The option rewrite_ops is needed to tell the function the operator we need is not (yet) supported by the official specification of ONNX. TreeEnsembleRegressor only allows float coefficients and we need double coefficients. That’s why the function rewrites the converter of this operator and selects the appropriate runtime operator RuntimeTreeEnsembleRegressorDouble. It works as if the ONNX specification was extended to support operator TreeEnsembleRegressorDouble which behaves the same but with double.

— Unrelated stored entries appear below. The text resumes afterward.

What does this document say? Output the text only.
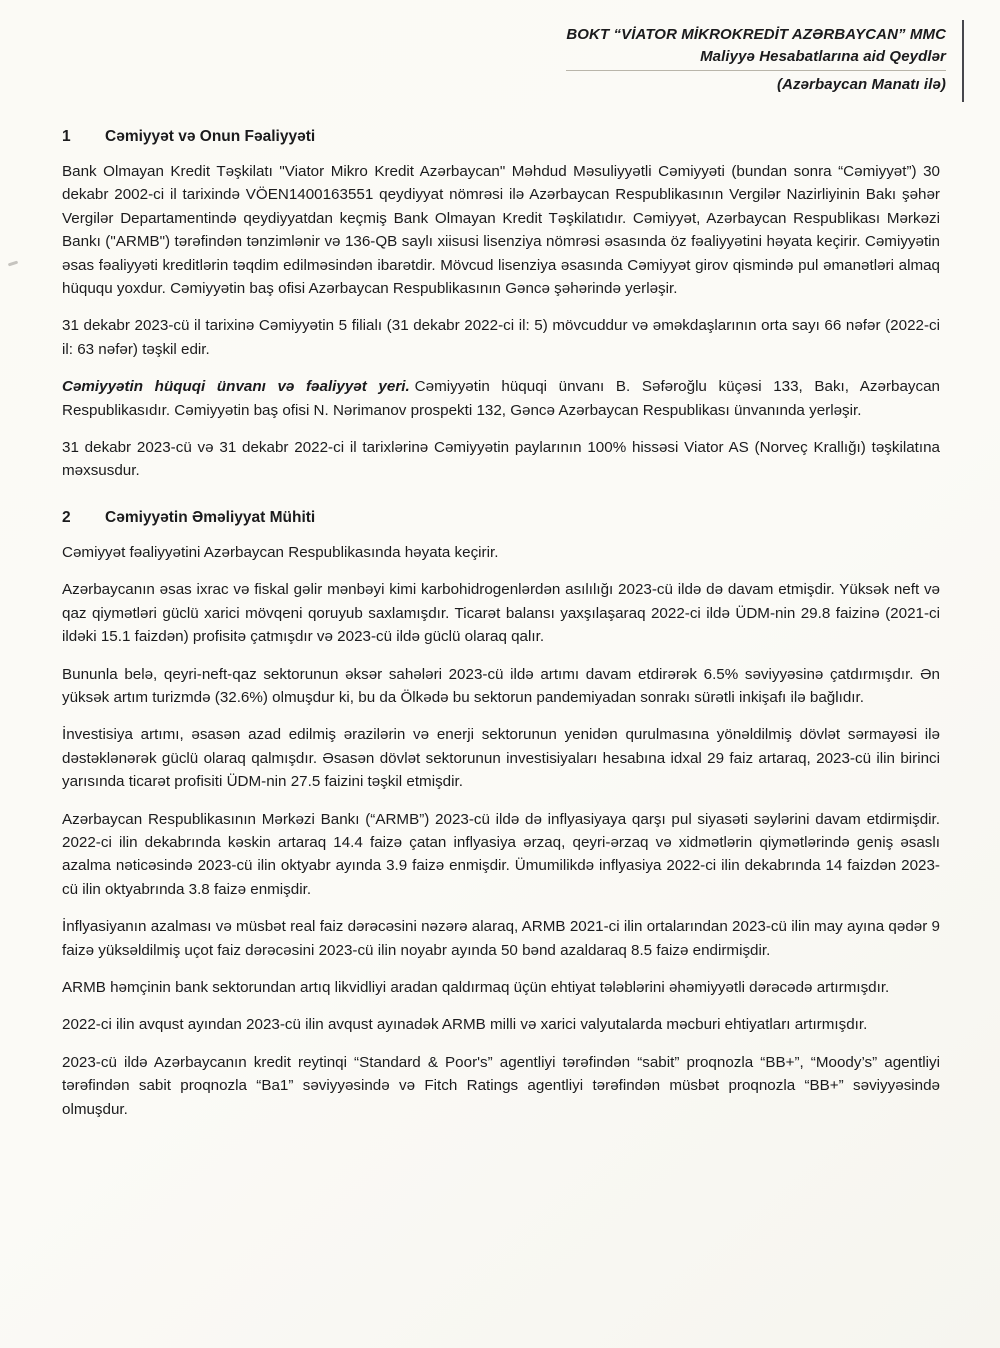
BOKT “VİATOR MİKROKREDİT AZƏRBAYCAN” MMC
Maliyyə Hesabatlarına aid Qeydlər
(Azərbaycan Manatı ilə)
1	Cəmiyyət və Onun Fəaliyyəti

Bank Olmayan Kredit Təşkilatı "Viator Mikro Kredit Azərbaycan" Məhdud Məsuliyyətli Cəmiyyəti (bundan sonra “Cəmiyyət”) 30 dekabr 2002-ci il tarixində VÖEN1400163551 qeydiyyat nömrəsi ilə Azərbaycan Respublikasının Vergilər Nazirliyinin Bakı şəhər Vergilər Departamentində qeydiyyatdan keçmiş Bank Olmayan Kredit Təşkilatıdır. Cəmiyyət, Azərbaycan Respublikası Mərkəzi Bankı ("ARMB") tərəfindən tənzimlənir və 136-QB saylı xiisusi lisenziya nömrəsi əsasında öz fəaliyyətini həyata keçirir. Cəmiyyətin əsas fəaliyyəti kreditlərin təqdim edilməsindən ibarətdir. Mövcud lisenziya əsasında Cəmiyyət girov qismində pul əmanətləri almaq hüququ yoxdur. Cəmiyyətin baş ofisi Azərbaycan Respublikasının Gəncə şəhərində yerləşir.

31 dekabr 2023-cü il tarixinə Cəmiyyətin 5 filialı (31 dekabr 2022-ci il: 5) mövcuddur və əməkdaşlarının orta sayı 66 nəfər (2022-ci il: 63 nəfər) təşkil edir.

Cəmiyyətin hüquqi ünvanı və fəaliyyət yeri. Cəmiyyətin hüquqi ünvanı B. Səfəroğlu küçəsi 133, Bakı, Azərbaycan Respublikasıdır. Cəmiyyətin baş ofisi N. Nərimanov prospekti 132, Gəncə Azərbaycan Respublikası ünvanında yerləşir.

31 dekabr 2023-cü və 31 dekabr 2022-ci il tarixlərinə Cəmiyyətin paylarının 100% hissəsi Viator AS (Norveç Krallığı) təşkilatına məxsusdur.

2	Cəmiyyətin Əməliyyat Mühiti

Cəmiyyət fəaliyyətini Azərbaycan Respublikasında həyata keçirir.

Azərbaycanın əsas ixrac və fiskal gəlir mənbəyi kimi karbohidrogenlərdən asılılığı 2023-cü ildə də davam etmişdir. Yüksək neft və qaz qiymətləri güclü xarici mövqeni qoruyub saxlamışdır. Ticarət balansı yaxşılaşaraq 2022-ci ildə ÜDM-nin 29.8 faizinə (2021-ci ildəki 15.1 faizdən) profisitə çatmışdır və 2023-cü ildə güclü olaraq qalır.

Bununla belə, qeyri-neft-qaz sektorunun əksər sahələri 2023-cü ildə artımı davam etdirərək 6.5% səviyyəsinə çatdırmışdır. Ən yüksək artım turizmdə (32.6%) olmuşdur ki, bu da Ölkədə bu sektorun pandemiyadan sonrakı sürətli inkişafı ilə bağlıdır.

İnvestisiya artımı, əsasən azad edilmiş ərazilərin və enerji sektorunun yenidən qurulmasına yönəldilmiş dövlət sərmayəsi ilə dəstəklənərək güclü olaraq qalmışdır. Əsasən dövlət sektorunun investisiyaları hesabına idxal 29 faiz artaraq, 2023-cü ilin birinci yarısında ticarət profisiti ÜDM-nin 27.5 faizini təşkil etmişdir.

Azərbaycan Respublikasının Mərkəzi Bankı (“ARMB”) 2023-cü ildə də inflyasiyaya qarşı pul siyasəti səylərini davam etdirmişdir. 2022-ci ilin dekabrında kəskin artaraq 14.4 faizə çatan inflyasiya ərzaq, qeyri-ərzaq və xidmətlərin qiymətlərində geniş əsaslı azalma nəticəsində 2023-cü ilin oktyabr ayında 3.9 faizə enmişdir. Ümumilikdə inflyasiya 2022-ci ilin dekabrında 14 faizdən 2023-cü ilin oktyabrında 3.8 faizə enmişdir.

İnflyasiyanın azalması və müsbət real faiz dərəcəsini nəzərə alaraq, ARMB 2021-ci ilin ortalarından 2023-cü ilin may ayına qədər 9 faizə yüksəldilmiş uçot faiz dərəcəsini 2023-cü ilin noyabr ayında 50 bənd azaldaraq 8.5 faizə endirmişdir.

ARMB həmçinin bank sektorundan artıq likvidliyi aradan qaldırmaq üçün ehtiyat tələblərini əhəmiyyətli dərəcədə artırmışdır.

2022-ci ilin avqust ayından 2023-cü ilin avqust ayınadək ARMB milli və xarici valyutalarda məcburi ehtiyatları artırmışdır.

2023-cü ildə Azərbaycanın kredit reytinqi “Standard & Poor's” agentliyi tərəfindən “sabit” proqnozla “BB+”, “Moody’s” agentliyi tərəfindən sabit proqnozla “Ba1” səviyyəsində və Fitch Ratings agentliyi tərəfindən müsbət proqnozla “BB+” səviyyəsində olmuşdur.
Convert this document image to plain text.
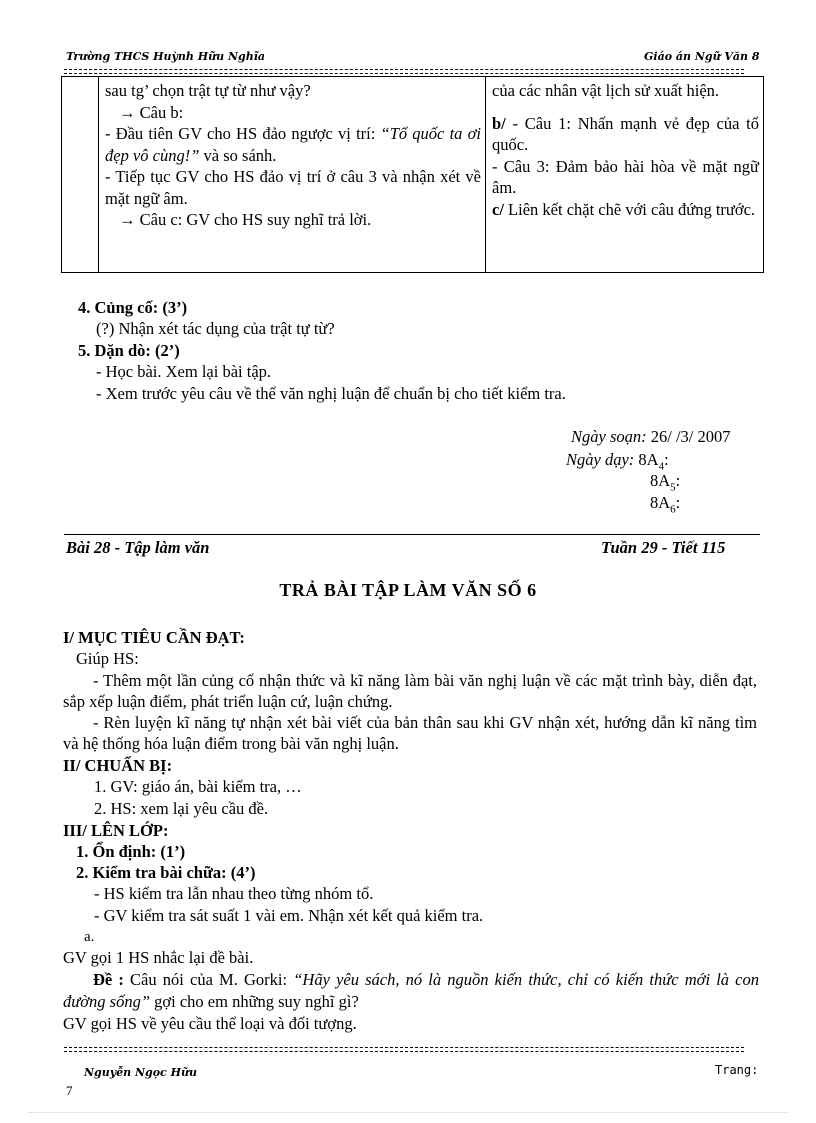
Trường THCS Huỳnh Hữu Nghĩa	Giáo án Ngữ Văn 8

sau tg’ chọn trật tự từ như vậy?
→ Câu b:
- Đầu tiên GV cho HS đảo ngược vị trí: “Tổ quốc ta ơi đẹp vô cùng!” và so sánh.
- Tiếp tục GV cho HS đảo vị trí ở câu 3 và nhận xét về mặt ngữ âm.
→ Câu c: GV cho HS suy nghĩ trả lời.

của các nhân vật lịch sử xuất hiện.
b/ - Câu 1: Nhấn mạnh vẻ đẹp của tổ quốc.
- Câu 3: Đảm bảo hài hòa về mặt ngữ âm.
c/ Liên kết chặt chẽ với câu đứng trước.
4. Củng cố: (3’)
(?) Nhận xét tác dụng của trật tự từ?
5. Dặn dò: (2’)
- Học bài. Xem lại bài tập.
- Xem trước yêu câu về thể văn nghị luận để chuẩn bị cho tiết kiểm tra.
Ngày soạn: 26/ /3/ 2007
Ngày dạy: $8A_4$:
$8A_5$:
$8A_6$:
Bài 28 - Tập làm văn	Tuần 29 - Tiết 115
TRẢ BÀI TẬP LÀM VĂN SỐ 6
I/ MỤC TIÊU CẦN ĐẠT:
Giúp HS:
- Thêm một lần củng cố nhận thức và kĩ năng làm bài văn nghị luận về các mặt trình bày, diễn đạt, sắp xếp luận điểm, phát triển luận cứ, luận chứng.
- Rèn luyện kĩ năng tự nhận xét bài viết của bản thân sau khi GV nhận xét, hướng dẫn kĩ năng tìm và hệ thống hóa luận điểm trong bài văn nghị luận.
II/ CHUẨN BỊ:
1. GV: giáo án, bài kiểm tra, …
2. HS: xem lại yêu cầu đề.
III/ LÊN LỚP:
1. Ổn định: (1’)
2. Kiểm tra bài chữa: (4’)
- HS kiểm tra lẫn nhau theo từng nhóm tổ.
- GV kiểm tra sát suất 1 vài em. Nhận xét kết quả kiểm tra.
a.
GV gọi 1 HS nhắc lại đề bài.
Đề : Câu nói của M. Gorki: “Hãy yêu sách, nó là nguồn kiến thức, chỉ có kiến thức mới là con đường sống” gợi cho em những suy nghĩ gì?
GV gọi HS về yêu cầu thể loại và đối tượng.
Nguyễn Ngọc Hữu	Trang:
7
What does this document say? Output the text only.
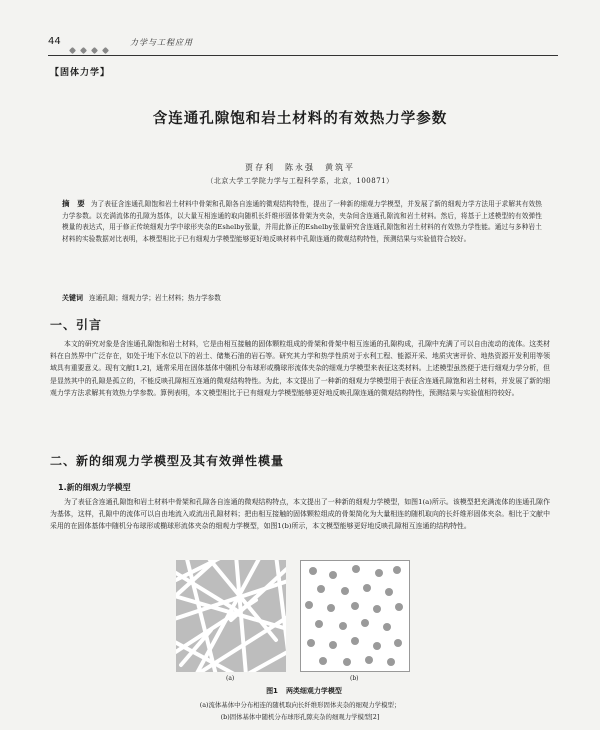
44	力学与工程应用
【固体力学】
含连通孔隙饱和岩土材料的有效热力学参数
贾存利　陈永强　黄筑平
（北京大学工学院力学与工程科学系，北京，100871）
摘　要 为了表征含连通孔隙饱和岩土材料中骨架和孔隙各自连通的微观结构特性，提出了一种新的细观力学模型，并发展了新的细观力学方法用于求解其有效热力学参数。以充满流体的孔隙为基体，以大量互相连通的取向随机长纤维形固体骨架为夹杂，夹杂间含连通孔隙流和岩土材料。然后，将基于上述模型的有效弹性模量的表达式，用于修正传统细观力学中球形夹杂的Eshelby张量，并用此修正的Eshelby张量研究含连通孔隙饱和岩土材料的有效热力学性能。通过与多种岩土材料的实验数据对比表明，本模型相比于已有细观力学模型能够更好地反映材料中孔隙连通的微观结构特性，预测结果与实验值符合较好。
关键词 连通孔隙；细观力学；岩土材料；热力学参数
一、引言
本文的研究对象是含连通孔隙饱和岩土材料，它是由相互接触的固体颗粒组成的骨架和骨架中相互连通的孔隙构成，孔隙中充满了可以自由流动的流体。这类材料在自然界中广泛存在，如处于地下水位以下的岩土、储集石油的岩石等。研究其力学和热学性质对于水利工程、能源开采、地质灾害评价、地热资源开发利用等领域具有重要意义。现有文献[1,2]，通常采用在固体基体中随机分布球形或椭球形流体夹杂的细观力学模型来表征这类材料。上述模型虽然便于进行细观力学分析，但是显然其中的孔隙是孤立的，不能反映孔隙相互连通的微观结构特性。为此，本文提出了一种新的细观力学模型用于表征含连通孔隙饱和岩土材料，并发展了新的细观力学方法求解其有效热力学参数。算例表明，本文模型相比于已有细观力学模型能够更好地反映孔隙连通的微观结构特性，预测结果与实验值相符较好。
二、新的细观力学模型及其有效弹性模量
1.新的细观力学模型
为了表征含连通孔隙饱和岩土材料中骨架和孔隙各自连通的微观结构特点，本文提出了一种新的细观力学模型，如图1(a)所示。该模型把充满流体的连通孔隙作为基体，这样，孔隙中的流体可以自由地流入或流出孔隙材料；把由相互接触的固体颗粒组成的骨架简化为大量相连的随机取向的长纤维形固体夹杂。相比于文献中采用的在固体基体中随机分布球形或椭球形流体夹杂的细观力学模型，如图1(b)所示，本文模型能够更好地反映孔隙相互连通的结构特性。
(a)	(b)
图1 两类细观力学模型
(a)流体基体中分布相连的随机取向长纤维形固体夹杂的细观力学模型；
(b)固体基体中随机分布球形孔隙夹杂的细观力学模型[2]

oinf64 = OnnxInference(model_onnx64)
opred64 = oinf64.run({'X': X_test})['variable']

The runtime operator is accessible with the following path:

oinf64.sequence_[0].ops_
<mlprodict.onnxrt.ops_cpu.op_tree_ensemble_regressor.TreeEnsembleRegressorDouble at 0x2135e18d320>

Different from this one:

oinf.sequence_[0].ops_
<mlprodict.onnxrt.ops_cpu.op_tree_ensemble_regressor.TreeEnsembleRegressor at 0x2135d3786a0>

And the highest absolute difference is now null.

numpy.max(numpy.abs(ypred - opred64))
0.0

Interpretation

We may wonder if we should extend the ONNX specifications to support double for every operator. However, the fact the model predict a very different value for an observation indicates the prediction cannot be trusted as a very small modification of the input introduces a huge change on the output. I would use a different model. We may also wonder which prediction is the best one compare to the expected value…

i = numpy.argmax(numpy.abs(ypred - opred))
i
26
y_test[i], ypred[i], opred[i], opred64[i]
(50.0, 43.1, 43.1, 43.1)

Well at the end, it is only luck on that kind of example.